Une mâchoire reconstruite grâce à un fragment d'os de la jambe
Quand le cancer progresse dans la mâchoire, le recours à la chirurgie est souvent nécessaire pour retirer la tumeur. Cette opération dure huit heures durant lesquelles deux équipes de chirurgiens vont se relayer. Reportage
Au bloc opératoire, un patient de 46 ans présente une récidive de cancer de la mâchoire. Il doit subir une mandibulectomie, une ablation de la mâchoire inférieure. Cette chirurgie va durer 8 heures durant lesquelles deux équipes vont se relayer.
Une chirurgie, deux équipes
"Le cancer est vraiment localisé au niveau de la mâchoire du bas, la mandibule. On se retrouve très rapidement à devoir enlever une bonne partie de la mâchoire et donc, évidemment, les dents qui sont sur la mâchoire à cet endroit-là", explique le Dr Mourad Benassarou, chirurgien maxillo-facial à l'hôpital de la Pitié-Salpêtrière.
Le chirurgien commence par extraire la tumeur en passant par le cou.
Parallèlement, l’autre équipe de chirurgiens travaille sur la jambe du patient, pour extraire la fibula. Cet os est situé à côté du tibia, il est aussi appelé le péroné. Il va permettre de reconstruire le bout de mâchoire manquant.
Un lambeau de péroné prélevé
L'extraction de la fibula doit se faire dans un temps imparti, c'est une étape fastidieuse.
"Le prélèvement se fait sous garrot donc la jambe n’est plus vascularisée. On a entre une heure et une heure trente pour faire le prélèvement. Après ce délai-là, il faut dégonfler le garrot pour permettre à la jambe d'être à nouveau vascularisée", précise le Dr Philippe Galli, chirurgien maxillo-facial à l'hôpital de la Pitié-Salpêtrière.
Avec le lambeau de péroné, il faut aussi extraire le pédicule, une partie liée à l’os, composée de nerfs et de vaisseaux sanguins sans laquelle la greffe ne peut fonctionner.
Les vaisseaux emportés avec l’os de la fibula permettront de revasculariser le lambeau. Au même moment, l’équipe à la tête du patient s’attaque à la tumeur.
Ne pas disséminer les cellules cancéreuses
"Par l’intérieur de la bouche, je vais pouvoir couper la muqueuse tout autour de la tumeur pour pouvoir la délimiter et la retirer en entier, tout en restant toujours à distance de la tumeur pour ne pas risquer de disséminer les cellules cancéreuses", confie le Dr Mourad Benassarou.
"J’ai décroché toute la partie de la mandibule et maintenant, je suis en train de décrocher la langue, pour la laisser car elle n’est pas atteinte", précise le Dr Mourad Benassarou.
La partie cancéreuse est enfin extraite. Une heure et demie plus tard, c’est au tour de l’équipe chargée de retirer le lambeau de fibula d'agir.
"Maintenant on va couper ce segment tout droit en plusieurs fragments de manière à ce que l’os reprenne la forme de la partie de la mâchoire qu’on a enlevée", montre le Dr Mourad Benassarou.
C'est un remodelage à quatre mains qui doit correspondre parfaitement aux dimensions de l’ancienne mâchoire.

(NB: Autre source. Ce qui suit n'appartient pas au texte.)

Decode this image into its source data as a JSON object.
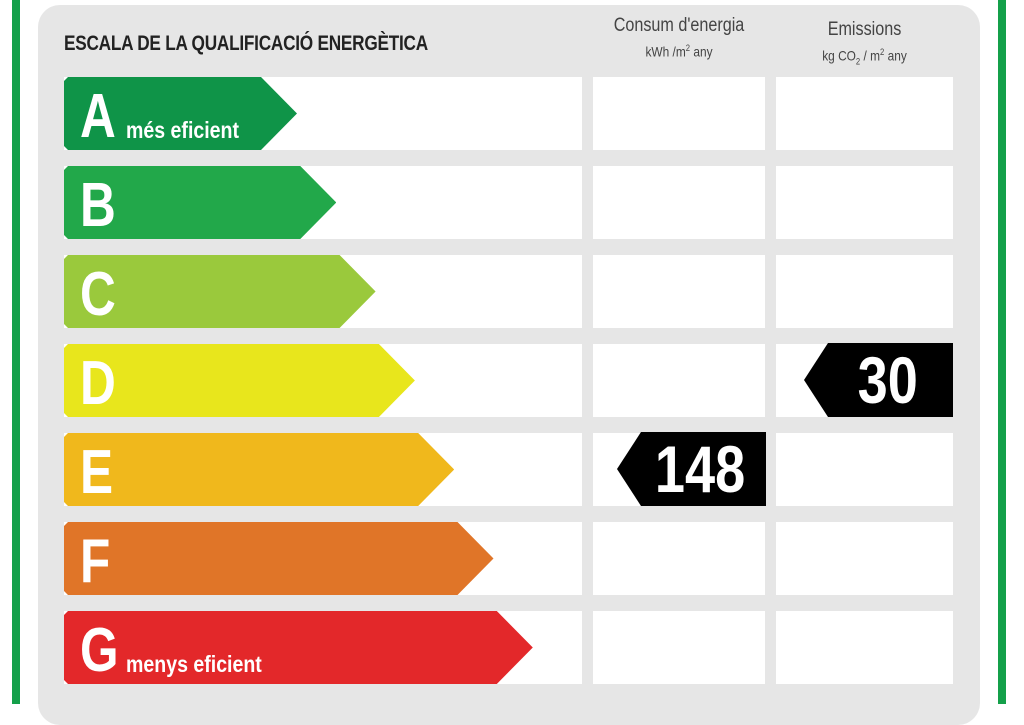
{
  "title": "ESCALA DE LA QUALIFICACIÓ ENERGÈTICA",
  "columns": {
    "consum": {
      "title": "Consum d'energia",
      "unit_pre": "kWh /m",
      "unit_sup": "2",
      "unit_post": " any"
    },
    "emissions": {
      "title": "Emissions",
      "unit_a": "kg CO",
      "unit_sub": "2",
      "unit_b": " / m",
      "unit_sup": "2",
      "unit_post": " any"
    }
  },
  "classes": [
    {
      "letter": "A",
      "label": "més eficient",
      "color": "#0f9448"
    },
    {
      "letter": "B",
      "label": "",
      "color": "#22a84a"
    },
    {
      "letter": "C",
      "label": "",
      "color": "#9ac93c"
    },
    {
      "letter": "D",
      "label": "",
      "color": "#e8e61c"
    },
    {
      "letter": "E",
      "label": "",
      "color": "#f0b81c"
    },
    {
      "letter": "F",
      "label": "",
      "color": "#e07528"
    },
    {
      "letter": "G",
      "label": "menys eficient",
      "color": "#e3282a"
    }
  ],
  "consum_value": {
    "value": "148",
    "class": "E"
  },
  "emissions_value": {
    "value": "30",
    "class": "D"
  }
}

Il faut faire vite car le lambeau n’est plus vascularisé et il y a un risque de nécrose. Les fragments d’os sont ensuite vissés sur une plaque en titane. La nouvelle mâchoire est créée.

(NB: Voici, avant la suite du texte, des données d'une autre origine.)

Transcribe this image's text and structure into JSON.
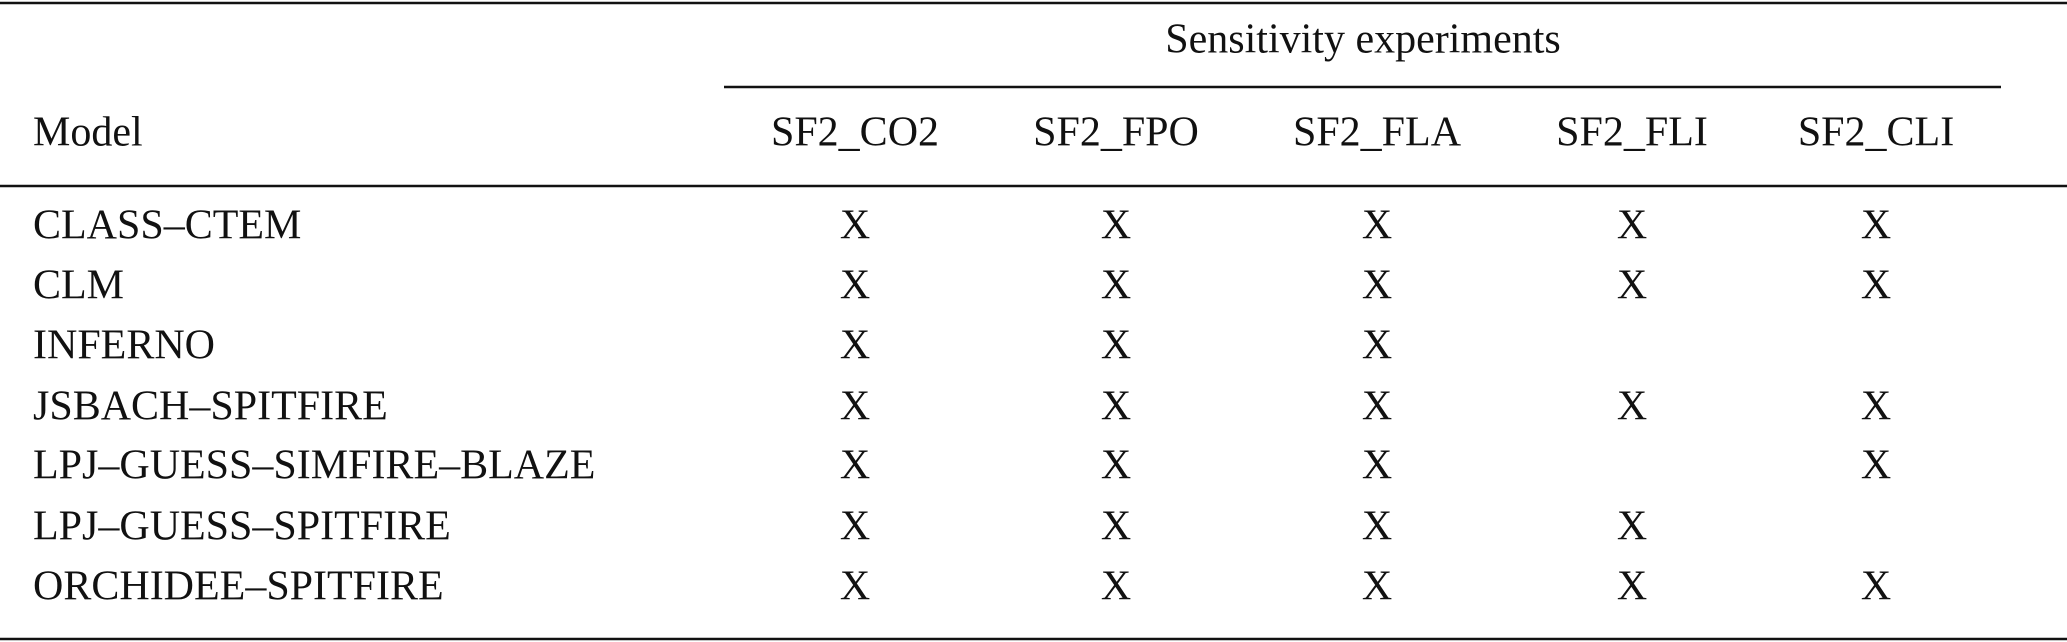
{
  "table": {
    "group_header": "Sensitivity experiments",
    "columns": [
      "Model",
      "SF2_CO2",
      "SF2_FPO",
      "SF2_FLA",
      "SF2_FLI",
      "SF2_CLI"
    ],
    "rows": [
      [
        "CLASS–CTEM",
        "X",
        "X",
        "X",
        "X",
        "X"
      ],
      [
        "CLM",
        "X",
        "X",
        "X",
        "X",
        "X"
      ],
      [
        "INFERNO",
        "X",
        "X",
        "X",
        null,
        null
      ],
      [
        "JSBACH–SPITFIRE",
        "X",
        "X",
        "X",
        "X",
        "X"
      ],
      [
        "LPJ–GUESS–SIMFIRE–BLAZE",
        "X",
        "X",
        "X",
        null,
        "X"
      ],
      [
        "LPJ–GUESS–SPITFIRE",
        "X",
        "X",
        "X",
        "X",
        null
      ],
      [
        "ORCHIDEE–SPITFIRE",
        "X",
        "X",
        "X",
        "X",
        "X"
      ]
    ]
  }
}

Revasculariser l'autogreffe
Il pourra bouger sa mâchoire comme il le faisait avant. Il s’agit enfin de revasculariser le lambeau. Pour cela, le chirurgien doit trouver dans le cou une artère de 3mm, afin d’y rattacher la pièce. C’est la dernière étape, la plus délicate.
Le chirurgien a trouvé une artère qui a un bon calibre et un bon flux sur laquelle il va brancher le lambeau. Pour s’assurer de la bonne vascularisation, l’ultime test est une légère incision sur le plancher de la bouche.
La mission est réussie, le sang circule bien. Le cou et la jambe du patient sont enfin recousus. Il passera 2 à 3 semaines d’hospitalisation et sera nourri par une sonde les premiers jours.